つぎの正規表現は空の文字列に一致します。 つまりこれらは文字を使用しませんが、 これらが一致するかどうか文脈に依存します。

`\`'
空の文字列に一致するが、 一致対象であるバッファや文字列の先頭に限る。
`\''
空の文字列に一致するが、 一致対象であるバッファや文字列の末尾に限る。
`\='
空の文字列に一致するが、ポイント位置に限る。 (文字列に対する一致ではこの構文は定義されない。)
`\b'
空の文字列に一致するが、単語の先頭や末尾に限る。 したがって、`\bfoo\b'は、単語として独立して現れる`foo'に一致する。 `\bballs?\b'は、単語として独立して現れる `ball'や`balls'に一致する。
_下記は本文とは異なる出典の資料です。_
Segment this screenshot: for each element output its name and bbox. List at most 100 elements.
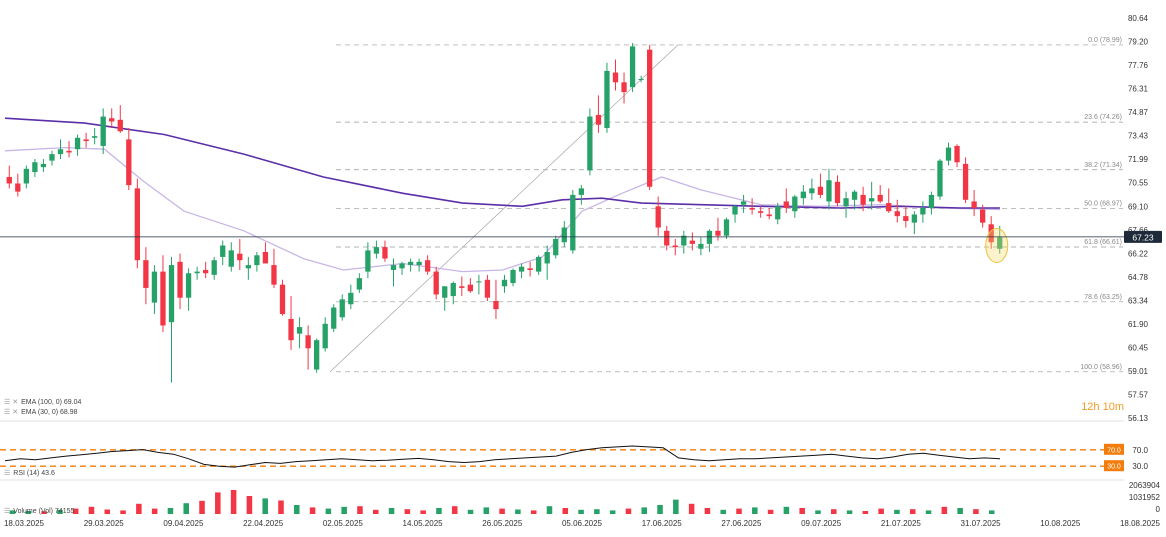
candle-body	[459, 286, 465, 288]
candle-body	[220, 245, 226, 257]
volume-bar	[41, 511, 47, 514]
date-tick-label: 10.08.2025	[1040, 519, 1081, 528]
candle-body	[151, 271, 158, 303]
legend-ema30[interactable]: ☰ ✕ EMA (30, 0) 68.98	[4, 408, 78, 416]
volume-bar	[609, 510, 616, 514]
volume-bar	[894, 509, 900, 514]
menu-icon[interactable]: ☰	[4, 508, 11, 515]
volume-bar	[862, 511, 869, 514]
price-tick-label: 64.78	[1128, 273, 1149, 282]
candle-body	[126, 139, 132, 186]
ema-lines	[4, 117, 1001, 273]
candle-body	[527, 268, 533, 270]
volume-bar	[72, 508, 79, 514]
candle-body	[185, 273, 192, 298]
candle-body	[894, 211, 900, 217]
rsi-axis-label-30: 30.0	[1132, 462, 1148, 471]
price-tick-label: 59.01	[1128, 367, 1149, 376]
candle-body	[390, 265, 397, 270]
candle-body	[536, 256, 542, 272]
legend-rsi[interactable]: ☰ RSI (14) 43.6	[4, 469, 55, 477]
volume-bar	[88, 506, 95, 514]
volume-bar	[372, 509, 379, 514]
candle-body	[758, 211, 764, 213]
candle-body	[689, 240, 695, 244]
volume-bar	[878, 508, 884, 514]
candle-body	[143, 260, 149, 288]
date-tick-label: 05.06.2025	[562, 519, 603, 528]
volume-bar	[104, 509, 111, 514]
current-candle-highlight	[985, 227, 1009, 263]
candle-body	[834, 181, 841, 204]
price-tick-label: 66.22	[1128, 249, 1149, 258]
volume-bar	[404, 509, 411, 514]
date-tick-label: 31.07.2025	[961, 519, 1002, 528]
candle-body	[826, 180, 832, 202]
candle-body	[109, 118, 115, 122]
rsi-axis-label-70: 70.0	[1132, 446, 1148, 455]
fib-level-label: 61.8 (66.61)	[1084, 239, 1122, 246]
candle-body	[83, 139, 89, 142]
volume-bar	[673, 499, 679, 514]
candle-body	[621, 82, 627, 93]
volume-bar	[578, 509, 584, 514]
rsi-line	[4, 445, 1001, 468]
date-tick-label: 09.04.2025	[163, 519, 204, 528]
candle-body	[339, 299, 345, 318]
menu-icon[interactable]: ☰	[4, 470, 11, 477]
price-tick-label: 60.45	[1128, 343, 1149, 352]
volume-bar	[783, 506, 790, 514]
candle-body	[373, 247, 380, 254]
candle-body	[74, 137, 81, 150]
candle-body	[698, 243, 704, 249]
volume-bar	[294, 505, 300, 514]
volume-bar	[594, 509, 600, 514]
rsi-oversold-label: 30.0	[1107, 464, 1121, 471]
candle-body	[356, 278, 362, 290]
candle-body	[467, 284, 473, 292]
date-tick-label: 09.07.2025	[801, 519, 842, 528]
volume-bar	[341, 506, 347, 514]
volume-bar	[499, 508, 505, 514]
candle-body	[228, 250, 234, 267]
price-tick-label: 63.34	[1128, 296, 1149, 305]
date-tick-label: 18.03.2025	[4, 519, 45, 528]
candle-body	[211, 260, 217, 275]
candle-body	[723, 219, 730, 236]
candle-body	[433, 271, 439, 295]
candle-body	[450, 283, 456, 297]
candle-body	[288, 318, 294, 341]
fib-level-label: 78.6 (63.25)	[1084, 294, 1122, 301]
candle-body	[254, 255, 260, 266]
volume-bar	[909, 509, 916, 514]
candle-body	[655, 206, 661, 228]
price-tick-label: 70.55	[1128, 179, 1149, 188]
menu-icon[interactable]: ☰ ✕	[4, 409, 19, 416]
volume-bar	[215, 492, 221, 514]
volume-bar	[278, 500, 284, 514]
candle-body	[715, 230, 721, 236]
legend-volume[interactable]: ☰ Volume (Vol) 74155	[4, 507, 74, 515]
candle-body	[245, 265, 251, 269]
volume-bar	[167, 508, 174, 514]
candle-body	[262, 252, 269, 264]
candle-body	[681, 235, 687, 246]
candle-body	[271, 265, 277, 285]
legend-ema100[interactable]: ☰ ✕ EMA (100, 0) 69.04	[4, 398, 81, 406]
candle-body	[997, 237, 1003, 249]
volume-bar	[546, 506, 553, 514]
menu-icon[interactable]: ☰ ✕	[4, 399, 19, 406]
volume-bar	[925, 510, 932, 514]
date-axis: 18.03.2025 29.03.2025 09.04.2025 22.04.2025…	[4, 519, 1161, 528]
price-tick-label: 67.66	[1128, 226, 1149, 235]
volume-bar	[183, 503, 189, 514]
volume-bar	[846, 510, 853, 514]
volume-bar	[799, 508, 805, 514]
candle-body	[493, 300, 499, 310]
volume-bar	[483, 507, 490, 514]
price-tick-label: 79.20	[1128, 38, 1149, 47]
candle-body	[314, 340, 320, 370]
price-tick-label: 61.90	[1128, 320, 1149, 329]
legend-ema30-label: EMA (30, 0) 68.98	[21, 409, 78, 416]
`\b'は、 バッファの先頭や末尾にあるテキストとは無関係に、 バッファの先頭や末尾にも一致する。

`\B'
空の文字列に一致するが、単語の先頭や末尾以外に限る。
`\<'
空の文字列に一致するが、単語の先頭に限る。 `\<'はバッファの先頭にも一致するが、単語構成文字が続く場合に限る。
`\>'
空の文字列に一致するが、単語の末尾に限る。 `\>'はバッファの末尾にも一致するが、 単語構成文字で終了している場合に限る。
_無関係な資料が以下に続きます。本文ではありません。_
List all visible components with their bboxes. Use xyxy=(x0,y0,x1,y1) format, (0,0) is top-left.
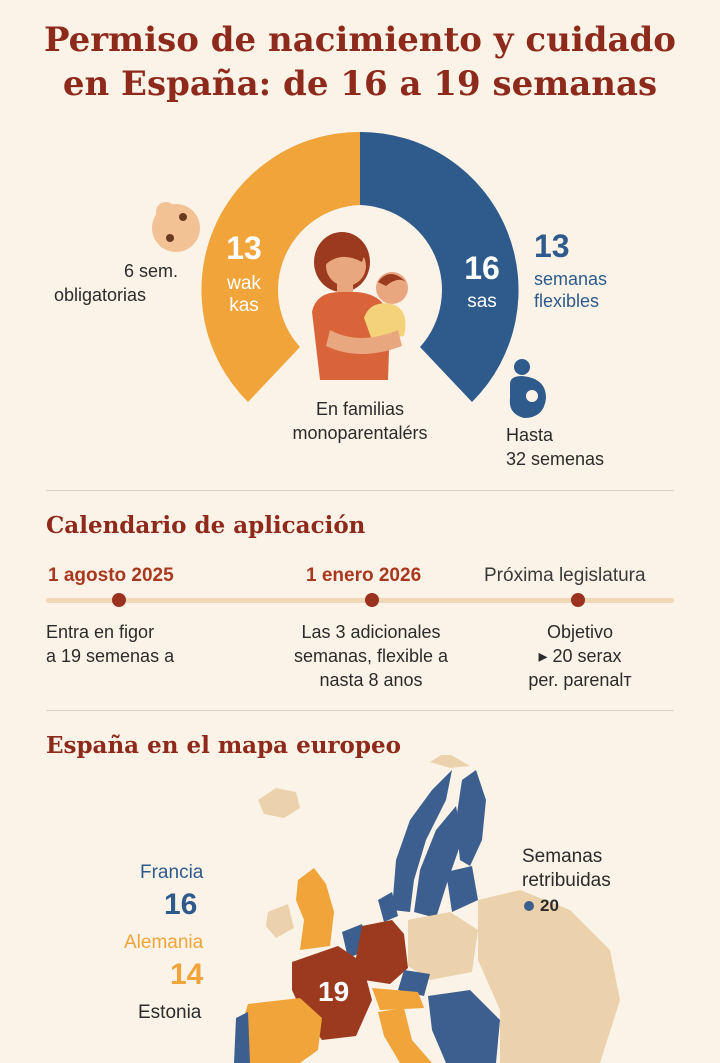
page-title: Permiso de nacimiento y cuidado en Españ… xyxy=(0,18,720,106)
legend-title-line-1: Semanas xyxy=(522,846,603,867)
timeline-desc-2-line-1: Las 3 adicionales xyxy=(301,622,441,642)
map-baltic xyxy=(446,866,478,912)
timeline-desc-1: Entra en figor a 19 semenas a xyxy=(46,620,174,668)
timeline-date-2: 1 enero 2026 xyxy=(306,565,422,586)
spain-value-label: 19 xyxy=(318,976,350,1007)
map-alps xyxy=(372,988,424,1010)
legend-dot xyxy=(524,901,534,911)
single-parent-line-2: monoparentalérs xyxy=(292,423,428,443)
country-name-france: Francia xyxy=(140,862,204,883)
baby-face-icon xyxy=(152,202,200,252)
timeline-desc-3-line-1: Objetivo xyxy=(546,622,614,642)
map-denmark xyxy=(378,892,398,922)
left-ring-label-1: wak xyxy=(227,273,261,294)
map-iceland xyxy=(258,788,300,818)
timeline-desc-2: Las 3 adicionales semanas, flexible a na… xyxy=(276,620,466,692)
legend-title-line-2: retribuidas xyxy=(522,870,611,891)
divider-2 xyxy=(46,710,674,711)
timeline-desc-1-line-1: Entra en figor xyxy=(46,622,155,642)
europe-map xyxy=(234,755,620,1063)
title-line-1: Permiso de nacimiento y cuidado xyxy=(43,20,676,60)
map-portugal xyxy=(234,1012,250,1063)
map-sweden xyxy=(414,806,462,918)
map-balkans xyxy=(428,990,500,1063)
timeline-date-1: 1 agosto 2025 xyxy=(48,565,174,586)
map-finland xyxy=(456,770,486,866)
mandatory-weeks-line-1: 6 sem. xyxy=(124,261,179,281)
mandatory-weeks-line-2: obligatorias xyxy=(54,285,147,305)
country-value-germany: 14 xyxy=(170,958,204,991)
mother-baby-illustration xyxy=(312,232,408,380)
map-poland xyxy=(408,912,478,980)
country-name-germany: Alemania xyxy=(124,932,204,953)
timeline-dot-1 xyxy=(112,593,126,607)
timeline-line xyxy=(46,598,674,603)
timeline-date-3: Próxima legislatura xyxy=(484,565,646,586)
max-weeks-line-1: Hasta xyxy=(506,425,554,445)
divider-1 xyxy=(46,490,674,491)
donut-orange-segment xyxy=(201,131,360,402)
map-balkans-2 xyxy=(500,1010,560,1063)
single-parent-line-1: En familias xyxy=(315,399,405,419)
timeline-desc-2-line-2: semanas, flexible a xyxy=(293,646,449,666)
map-heading: España en el mapa europeo xyxy=(46,732,401,759)
timeline-desc-1-line-2: a 19 semenas a xyxy=(46,646,175,666)
right-ring-number: 16 xyxy=(464,250,500,286)
map-north-beige xyxy=(430,755,470,768)
flexible-weeks-line-2: flexibles xyxy=(534,291,600,311)
max-weeks-line-2: 32 semenas xyxy=(506,449,605,469)
flexible-weeks-line-1: semanas xyxy=(534,269,608,289)
timeline-dot-2 xyxy=(365,593,379,607)
map-germany xyxy=(356,920,408,984)
map-uk xyxy=(296,868,334,950)
flexible-weeks-number: 13 xyxy=(534,228,570,264)
donut-blue-segment xyxy=(360,131,519,402)
title-line-2: en España: de 16 a 19 semanas xyxy=(62,64,658,104)
map-spain xyxy=(240,998,322,1063)
left-ring-number: 13 xyxy=(226,230,262,266)
left-ring-label-2: kas xyxy=(229,295,259,316)
map-norway xyxy=(392,770,452,912)
right-ring-label: sas xyxy=(467,291,497,312)
legend-value: 20 xyxy=(540,896,559,915)
nursing-icon xyxy=(509,359,546,418)
country-name-estonia: Estonia xyxy=(138,1002,202,1023)
calendar-heading: Calendario de aplicación xyxy=(46,512,366,539)
timeline-desc-2-line-3: nasta 8 anos xyxy=(319,670,423,690)
map-ireland xyxy=(266,904,294,938)
map-italy xyxy=(378,1008,432,1063)
country-value-france: 16 xyxy=(164,888,198,921)
timeline-dot-3 xyxy=(571,593,585,607)
leave-donut xyxy=(152,131,546,418)
map-czech xyxy=(398,970,430,996)
timeline-desc-3: Objetivo ▸ 20 serax per. parenalт xyxy=(500,620,660,692)
timeline-desc-3-line-2: ▸ 20 serax xyxy=(538,646,622,666)
timeline-desc-3-line-3: per. parenalт xyxy=(528,670,632,690)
任意の文字列が正しい正規表現ではありません。 たとえば、(`[]]'のような少数の例外を除けば) 角括弧が対応していない文字列は正しくありませんし、 1つの`\'で終る文字列も正しくありません。 不正な正規表現を探索関数に渡すと、 エラーinvalid-regexpが通知されます。

— 機能: regexp-quote string

この関数は、stringだけに正確に一致する正規表現の文字列を返す。 これにより、正規表現を必要とする関数を呼び出すときに この文字列だけに正確に一致できる。
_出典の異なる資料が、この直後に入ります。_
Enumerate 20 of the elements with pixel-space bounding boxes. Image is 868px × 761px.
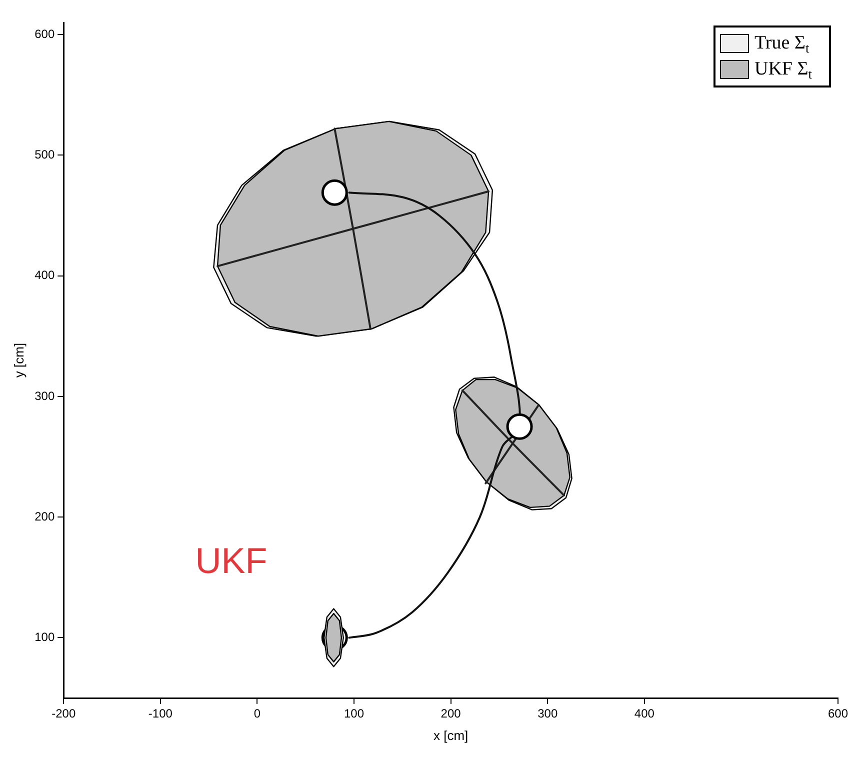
y-axis-title: y [cm]: [11, 342, 26, 378]
annotation: UKF: [195, 540, 268, 581]
line-series: [348, 192, 521, 639]
y-tick-label: 100: [34, 630, 55, 644]
y-tick-label: 300: [34, 388, 55, 403]
x-tick-label: -100: [148, 706, 173, 721]
point: [321, 179, 348, 206]
y-tick-label: 600: [34, 26, 55, 41]
x-tick-label: 100: [344, 706, 364, 721]
point: [506, 413, 533, 440]
y-tick-label: 400: [34, 268, 55, 282]
x-tick-label: 600: [828, 706, 848, 721]
x-tick-label: -200: [52, 706, 76, 721]
x-axis-title: x [cm]: [433, 728, 468, 743]
y-tick-label: 200: [34, 509, 55, 524]
y-tick-label: 500: [34, 148, 55, 162]
x-tick-label: 0: [254, 706, 261, 721]
x-tick-label: 200: [440, 706, 462, 721]
x-tick-label: 400: [634, 706, 655, 721]
x-tick-label: 300: [538, 706, 558, 721]
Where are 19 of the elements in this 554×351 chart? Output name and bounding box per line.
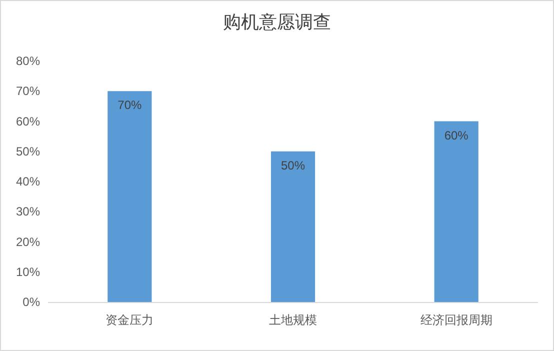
y-tick-label: 80% <box>16 54 40 68</box>
y-tick-label: 60% <box>16 114 40 128</box>
y-tick-label: 20% <box>16 234 40 249</box>
y-tick-label: 40% <box>16 174 40 188</box>
data-label: 70% <box>118 98 142 112</box>
x-tick-label: 土地规模 <box>269 313 317 327</box>
y-tick-label: 70% <box>16 84 40 98</box>
bar <box>270 151 316 302</box>
bar <box>434 121 478 302</box>
data-label: 50% <box>280 158 306 172</box>
bar <box>108 91 152 302</box>
x-tick-label: 资金压力 <box>106 313 154 327</box>
x-tick-label: 经济回报周期 <box>420 313 492 327</box>
data-label: 60% <box>444 128 469 142</box>
y-tick-label: 50% <box>16 144 40 158</box>
y-tick-label: 30% <box>16 204 40 219</box>
y-tick-label: 10% <box>16 264 40 279</box>
y-tick-label: 0% <box>22 295 40 309</box>
chart-title: 购机意愿调查 <box>223 12 331 32</box>
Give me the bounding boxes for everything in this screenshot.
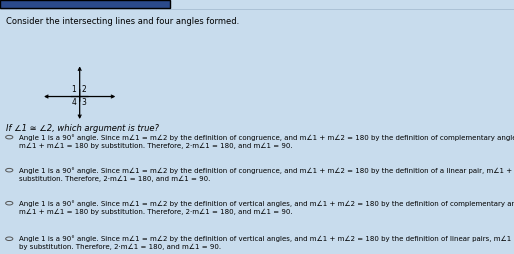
Text: 3: 3: [81, 98, 86, 107]
Text: If ∠1 ≅ ∠2, which argument is true?: If ∠1 ≅ ∠2, which argument is true?: [6, 124, 159, 133]
Text: Angle 1 is a 90° angle. Since m∠1 = m∠2 by the definition of congruence, and m∠1: Angle 1 is a 90° angle. Since m∠1 = m∠2 …: [19, 167, 514, 182]
FancyBboxPatch shape: [0, 0, 170, 8]
Circle shape: [6, 168, 13, 172]
Text: Consider the intersecting lines and four angles formed.: Consider the intersecting lines and four…: [6, 17, 240, 25]
Text: 4: 4: [71, 98, 76, 107]
Circle shape: [6, 237, 13, 241]
Text: Angle 1 is a 90° angle. Since m∠1 = m∠2 by the definition of vertical angles, an: Angle 1 is a 90° angle. Since m∠1 = m∠2 …: [19, 200, 514, 215]
Text: 1: 1: [71, 85, 76, 94]
Text: 2: 2: [81, 85, 86, 94]
Text: Angle 1 is a 90° angle. Since m∠1 = m∠2 by the definition of congruence, and m∠1: Angle 1 is a 90° angle. Since m∠1 = m∠2 …: [19, 134, 514, 149]
Circle shape: [6, 201, 13, 205]
Circle shape: [6, 135, 13, 139]
Text: Angle 1 is a 90° angle. Since m∠1 = m∠2 by the definition of vertical angles, an: Angle 1 is a 90° angle. Since m∠1 = m∠2 …: [19, 235, 514, 250]
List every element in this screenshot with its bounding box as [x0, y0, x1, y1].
          (regexp-quote "^The cat$")
               => "\\^The cat\\$"
     

regexp-quoteの用途の1つは、 正規表現で記述された文脈に正確に一致する文字列を組み合わせることである。 たとえば、つぎは、白文字で囲まれたstringの値で表される文字列を探索する。

          (re-search-forward
           (concat "\\s-" (regexp-quote string) "\\s-"))
     
— 機能: regexp-opt strings &optional paren

この関数は、文字列stringsのいずれかに一致する 効率よい正規表現を返す。 これは、たとえばフォントロック(font-lock)モードなどで、 可能な限り高速な一致や探索を行う必要がある場合に有用である。

省略可能な引数parennil以外であると、 返される正規表現はつねに少なくとも1つの括弧によるグループ構文で囲まれる。

つぎのregexp-optの簡略版定義は、 実際の値に等価な(ただしそれほど効率よくない)正規表現を生成する。

          (defun regexp-opt (strings paren)
            (let ((open-paren (if paren "\\(" ""))
                  (close-paren (if paren "\\)" "")))
              (concat open-paren
                      (mapconcat 'regexp-quote strings "\\|")
                      close-paren)))
     
— 機能: regexp-opt-depth regexp

この関数は、regexp内のグループ化構文(括弧で括った式)の 総個数を返す。